México: Pronunciamento do Foro Análises y Construção de Alternativas: Tenência, Uso e Usufruto da Terra para as Mulheres

Ocosingo, Chiapas. 21 de diciembre de 2012. Miles de indigenas del Ejercito Zapatista de Liberacion Nacional procedientes de La Selva Lacandona, esta mañana en la cabecera municipal de Ocosingo en el estado mexicano de Chiapas marchan y se concentran en la plaza central de manera pacfica y en total silencio. Foto: Moysés Zúñiga Santiago
Foto: Moysés Zúñiga Santiago

Às mulheres e aos povos do México que resistem o sistema capitalista neoliberal e patriarcal
Às organizações, municípios e localidades indígenas, camponesas e populares de Chiapas e de todo o país
Às e aos aderentes da Sexta Declaração da Selva Lacandona do Ejército Zapatista de Liberación Nacional
Ao povo em geral
Aos meios livres, alternativos, autônomos,
Aos meios e à imprensa nacional e internacional.

Convocadas pela Associação Civil Centro de Direitos Humanos da Mulher de Chiapas, aderente à Sexta Declaração da Selva Lacandona, trezentas mulheres representantes de terras coletivas, comunidades e organizações indígenas e camponesas de Chiapas e de outros lugares do país, reunidas no fórum “Análises y Construção de Alternativas: Tenência, Uso e Usufruto da Terra para as Mulheres”, entre os dias 24 e 26 de julho em San Cristóbal de las Casas, acompanhadas de homens solidários, analisamos os problemas e a violência que vivemos, como povos rurais e urbanos, frente à crise econômica e às inversões neoliberais que o mal-governo trouxe a nossas terras e territórios.

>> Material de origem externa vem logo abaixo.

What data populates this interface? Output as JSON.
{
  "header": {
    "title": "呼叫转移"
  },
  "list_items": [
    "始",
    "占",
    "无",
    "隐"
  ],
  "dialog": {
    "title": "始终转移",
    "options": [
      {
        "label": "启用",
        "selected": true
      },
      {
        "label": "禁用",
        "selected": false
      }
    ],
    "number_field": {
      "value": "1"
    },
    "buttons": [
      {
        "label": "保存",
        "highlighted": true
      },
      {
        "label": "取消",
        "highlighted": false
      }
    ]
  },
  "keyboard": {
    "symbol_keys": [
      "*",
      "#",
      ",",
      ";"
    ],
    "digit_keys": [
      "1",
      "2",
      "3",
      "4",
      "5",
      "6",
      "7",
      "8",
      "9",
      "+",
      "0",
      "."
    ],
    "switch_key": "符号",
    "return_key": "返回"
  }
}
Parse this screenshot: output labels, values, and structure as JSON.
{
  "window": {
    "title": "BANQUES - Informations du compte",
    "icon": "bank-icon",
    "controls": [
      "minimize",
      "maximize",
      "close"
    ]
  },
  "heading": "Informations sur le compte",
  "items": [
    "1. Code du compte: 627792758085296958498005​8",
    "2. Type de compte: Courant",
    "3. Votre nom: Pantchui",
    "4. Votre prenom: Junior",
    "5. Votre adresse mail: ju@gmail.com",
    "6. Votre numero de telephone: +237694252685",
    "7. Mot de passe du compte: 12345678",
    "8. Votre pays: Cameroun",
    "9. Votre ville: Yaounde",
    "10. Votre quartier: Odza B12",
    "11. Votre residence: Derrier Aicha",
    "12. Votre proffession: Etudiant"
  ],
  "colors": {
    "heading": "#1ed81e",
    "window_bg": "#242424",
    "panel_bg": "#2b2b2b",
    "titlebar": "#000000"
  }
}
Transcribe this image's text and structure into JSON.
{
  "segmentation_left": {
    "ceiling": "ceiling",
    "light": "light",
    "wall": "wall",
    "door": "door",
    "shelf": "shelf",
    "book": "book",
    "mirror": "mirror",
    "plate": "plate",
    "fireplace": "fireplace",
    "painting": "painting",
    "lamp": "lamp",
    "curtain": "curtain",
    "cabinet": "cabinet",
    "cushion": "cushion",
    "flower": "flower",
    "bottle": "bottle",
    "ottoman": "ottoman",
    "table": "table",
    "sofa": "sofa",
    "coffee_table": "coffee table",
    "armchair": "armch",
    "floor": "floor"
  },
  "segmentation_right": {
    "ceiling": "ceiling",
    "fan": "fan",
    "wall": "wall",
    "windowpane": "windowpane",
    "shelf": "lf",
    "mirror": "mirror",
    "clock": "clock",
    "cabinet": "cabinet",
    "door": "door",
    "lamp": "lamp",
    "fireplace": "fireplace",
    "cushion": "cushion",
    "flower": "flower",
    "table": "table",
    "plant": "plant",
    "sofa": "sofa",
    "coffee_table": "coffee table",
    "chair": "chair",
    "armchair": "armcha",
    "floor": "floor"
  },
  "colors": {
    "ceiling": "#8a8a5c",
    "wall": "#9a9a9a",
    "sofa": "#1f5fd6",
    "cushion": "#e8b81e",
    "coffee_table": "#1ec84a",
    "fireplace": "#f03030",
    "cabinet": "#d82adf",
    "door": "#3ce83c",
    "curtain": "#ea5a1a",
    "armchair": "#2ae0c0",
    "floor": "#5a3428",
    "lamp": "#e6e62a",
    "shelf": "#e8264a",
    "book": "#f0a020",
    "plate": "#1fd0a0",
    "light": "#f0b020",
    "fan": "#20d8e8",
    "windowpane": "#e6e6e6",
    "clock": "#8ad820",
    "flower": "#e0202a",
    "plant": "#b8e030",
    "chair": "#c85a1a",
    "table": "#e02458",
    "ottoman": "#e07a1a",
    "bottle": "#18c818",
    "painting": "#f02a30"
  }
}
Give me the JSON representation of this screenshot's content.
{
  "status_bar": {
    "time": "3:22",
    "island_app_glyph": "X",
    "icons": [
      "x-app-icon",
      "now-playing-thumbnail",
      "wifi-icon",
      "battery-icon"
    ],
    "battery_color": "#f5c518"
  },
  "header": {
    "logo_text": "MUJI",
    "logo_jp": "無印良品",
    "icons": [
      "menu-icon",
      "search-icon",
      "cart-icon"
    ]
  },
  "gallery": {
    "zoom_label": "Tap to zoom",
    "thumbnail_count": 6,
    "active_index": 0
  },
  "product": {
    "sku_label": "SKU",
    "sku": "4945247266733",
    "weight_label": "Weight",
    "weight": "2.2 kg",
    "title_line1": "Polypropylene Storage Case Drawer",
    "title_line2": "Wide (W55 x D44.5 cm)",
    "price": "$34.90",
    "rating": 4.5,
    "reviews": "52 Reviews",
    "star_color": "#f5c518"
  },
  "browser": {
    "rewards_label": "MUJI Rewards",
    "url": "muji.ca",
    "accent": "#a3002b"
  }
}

Vemos necessária e urgente a defesa de nossas terras e territórios, porque são lugares nos quais vivemos e convivemos com os ancestrais, as plantas, as flores, os animais, as montanhas, os rios, os lagos etc. O território é nossa mãe-terra, é o lugar onde nascem e crescem nossos filhos e filhas, onde cresceram e morreram nossos ancestrais, os avôs e as avós. Para nós é vida, a terra nos dá alimento, casa, água, sol e identidade comunitária. Dela e nela vivemos e trabalhamos, por isso a cuidamos e a defendemos. Sabemos que se somos despojadas da terra e do território, vão morrer  as montanhas, os animais, as plantas, os rios, o ar, ao mesmo tempo em que nós e nossas famílias seremos escravizadas aos interesses do sistema capitalista neoliberal patriarcal e ao projeto de morte que este executa através dos mal-governos, que veem nossas terras e territórios somente como mercadorias.

As e os assistentes deste Foro denunciamos que nos territórios onde vivemos estão sendo promovidos projetos petroleiros, mineiros, eco-turísticos, eólicos, hidroelétricos, de infraestrutura rodoviária e aeroportuária, de saqueio de nossas plantas e conhecimentos tradicionais: assim como a exploração nos territórios indígenas –sem consulta nem autorização- para identificar e aproveitar nossos bens naturais. Projetos que implicam o despojo  de nossos territórios e bens comuns, assim como o deslocamento forçado, ilegal e injusto do espaço em que convivemos, trabalhamos e recriamos nossa cultura e identidade, e que são bens de todas e todos os mexicanos e as mexicanas, não dos governos que modificam as leis a seu favor e em benefício das empresas e dos grandes comerciantes.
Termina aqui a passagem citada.